Lopez Obrador chose Romo, a two-time Olympic showjumper who runs a major brokerage, as a way of communicating with wealthier Mexicans who have long mistrusted him.

"I believe this combination of a responsible business sector, with this forgotten Mexico, can create a lot of opportunities," Romo said in his dark-wood office in the northern city of Monterrey, surrounded by photos of his family and his horses.

A victory for Lopez Obrador, who was runner-up in the last two elections, would mark a historic leftward shift in Latin America's second-largest economy.

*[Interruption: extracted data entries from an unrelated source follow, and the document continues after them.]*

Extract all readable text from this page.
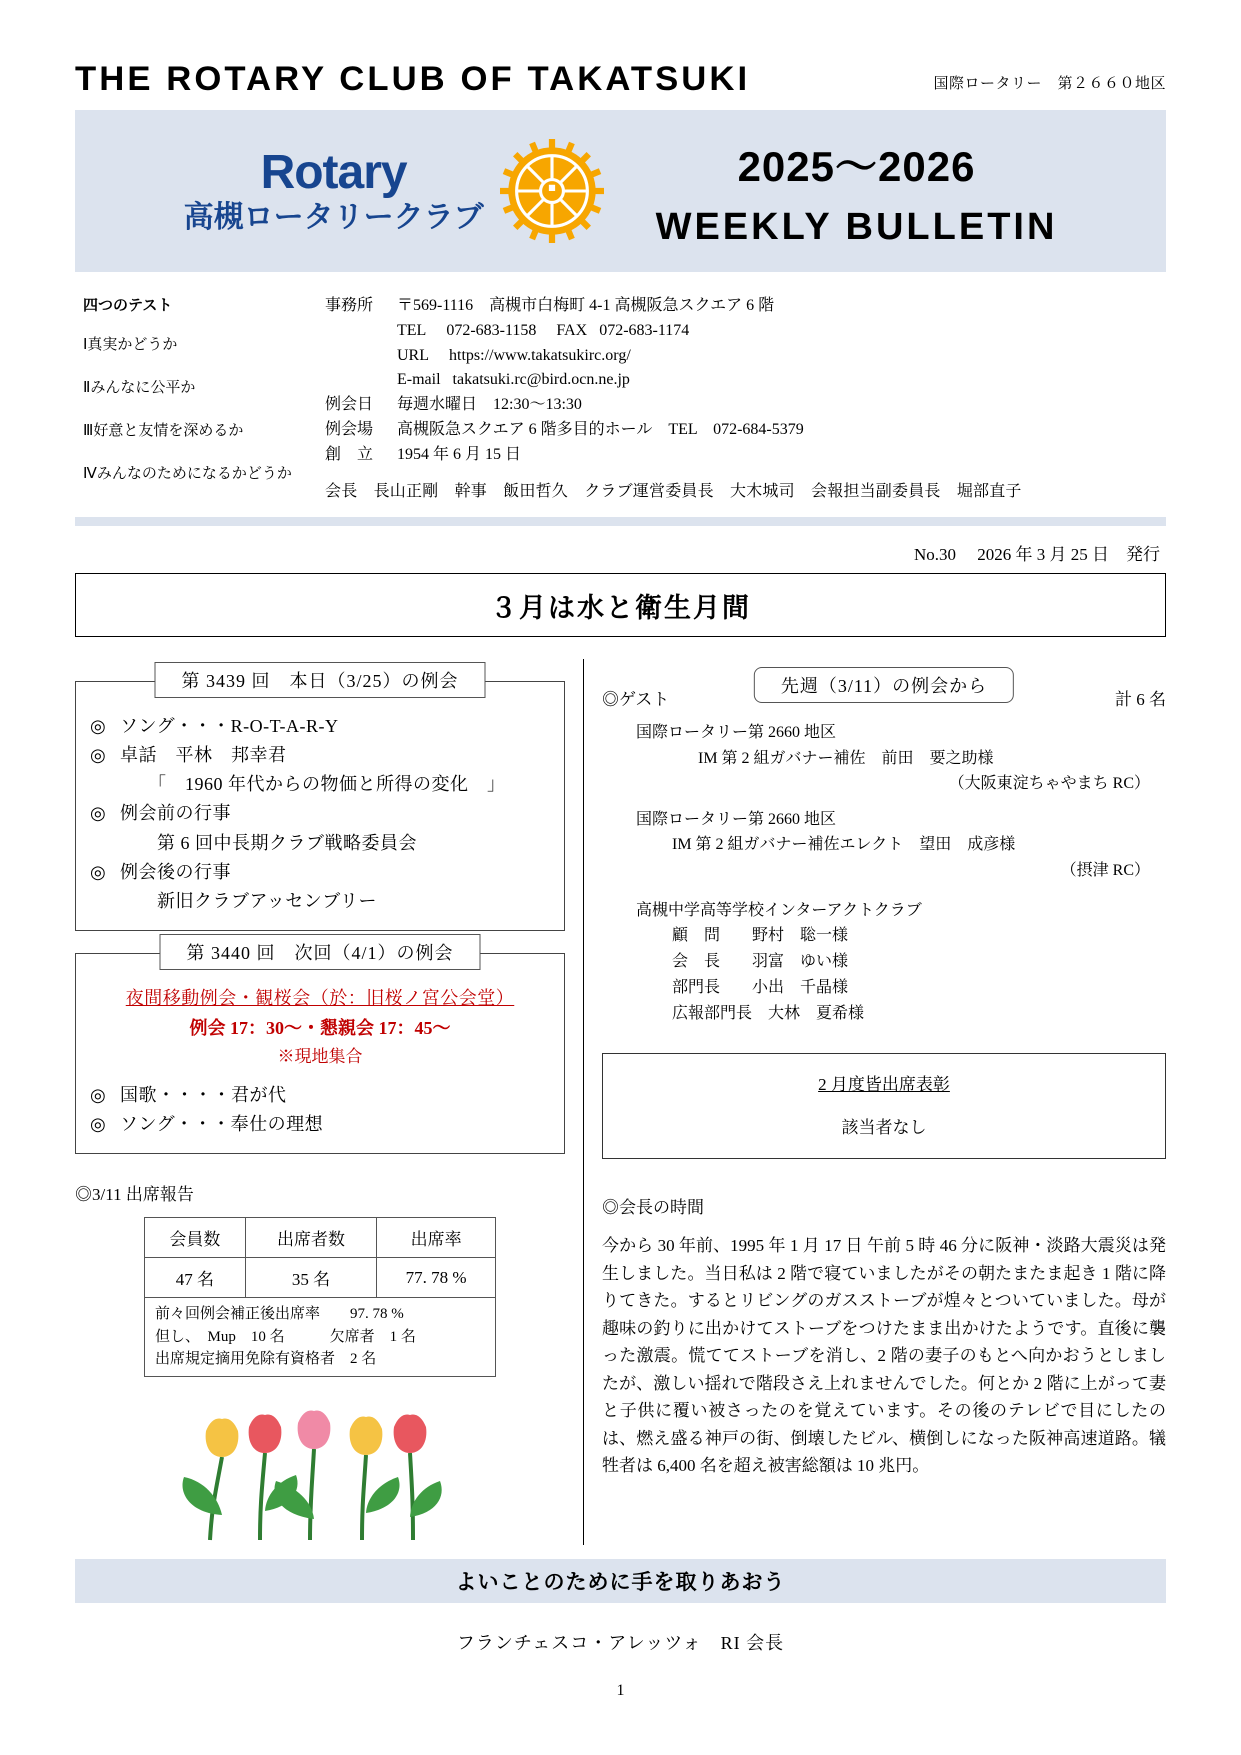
THE ROTARY CLUB OF TAKATSUKI	国際ロータリー　第２６６０地区
Rotary
高槻ロータリークラブ
2025～2026
WEEKLY BULLETIN
四つのテスト
Ⅰ真実かどうか
Ⅱみんなに公平か
Ⅲ好意と友情を深めるか
Ⅳみんなのためになるかどうか
事務所	〒569-1116　高槻市白梅町 4-1 高槻阪急スクエア 6 階
TEL 072-683-1158 FAX 072-683-1174
URL https://www.takatsukirc.org/
E-mail takatsuki.rc@bird.ocn.ne.jp
例会日	毎週水曜日　12:30～13:30
例会場	高槻阪急スクエア 6 階多目的ホール　TEL　072-684-5379
創　立	1954 年 6 月 15 日
会長　長山正剛　幹事　飯田哲久　クラブ運営委員長　大木城司　会報担当副委員長　堀部直子
No.30 2026 年 3 月 25 日 発行
３月は水と衛生月間
第 3439 回　本日（3/25）の例会
◎ ソング・・・R-O-T-A-R-Y
◎ 卓話　平林　邦幸君
　　「　1960 年代からの物価と所得の変化　」
◎ 例会前の行事
　　第 6 回中長期クラブ戦略委員会
◎ 例会後の行事
　　新旧クラブアッセンブリー
第 3440 回　次回（4/1）の例会
夜間移動例会・観桜会（於：旧桜ノ宮公会堂）
例会 17：30～・懇親会 17：45～
※現地集合
◎ 国歌・・・・君が代
◎ ソング・・・奉仕の理想
◎3/11 出席報告
会員数	出席者数	出席率
47 名	35 名	77. 78 %
前々回例会補正後出席率　　97. 78 %
但し、　Mup　10 名　　　欠席者　1 名
出席規定摘用免除有資格者　2 名
先週（3/11）の例会から
◎ゲスト	計 6 名
国際ロータリー第 2660 地区
IM 第 2 組ガバナー補佐　前田　要之助様
（大阪東淀ちゃやまち RC）
国際ロータリー第 2660 地区
IM 第 2 組ガバナー補佐エレクト　望田　成彦様
（摂津 RC）
高槻中学高等学校インターアクトクラブ
顧　問　　 野村　聡一様
会　長　　 羽富　ゆい様
部門長　　 小出　千晶様
広報部門長　 大林　夏希様
2 月度皆出席表彰
該当者なし
◎会長の時間
今から 30 年前、1995 年 1 月 17 日 午前 5 時 46 分に阪神・淡路大震災は発生しました。当日私は 2 階で寝ていましたがその朝たまたま起き 1 階に降りてきた。するとリビングのガスストーブが煌々とついていました。母が趣味の釣りに出かけてストーブをつけたまま出かけたようです。直後に襲った激震。慌ててストーブを消し、2 階の妻子のもとへ向かおうとしましたが、激しい揺れで階段さえ上れませんでした。何とか 2 階に上がって妻と子供に覆い被さったのを覚えています。その後のテレビで目にしたのは、燃え盛る神戸の街、倒壊したビル、横倒しになった阪神高速道路。犠牲者は 6,400 名を超え被害総額は 10 兆円。
よいことのために手を取りあおう
フランチェスコ・アレッツォ　RI 会長
1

Romo, who once owned one of the world's largest seed companies but lost money and sold it to pay debts, said Lopez Obrador had been unfairly cast in the mold of Hugo Chavez, Venezuela's former leader.

Romo said he wanted to explain to the business community that Lopez Obrador, or AMLO as he is popularly known, was not seeking to target them but rather those who had grown rich with ill-gotten gains.

"He is not at war with individual liberty," said Romo, who compared Lopez Obrador to political icons like South Africa's Nelson Mandela and Uruguay's former President Jose Mujica.

Romo, who cites Winston Churchill and Napoleon as influences, said AMLO was committed to running an austere government with a fully independent central bank.

Lopez Obrador has stood with Pena Nieto in defending the North American Free Trade Agreement - a trade treaty Trump has threatened to rip up - and vowed to broaden education access, raise wages and build new oil refineries.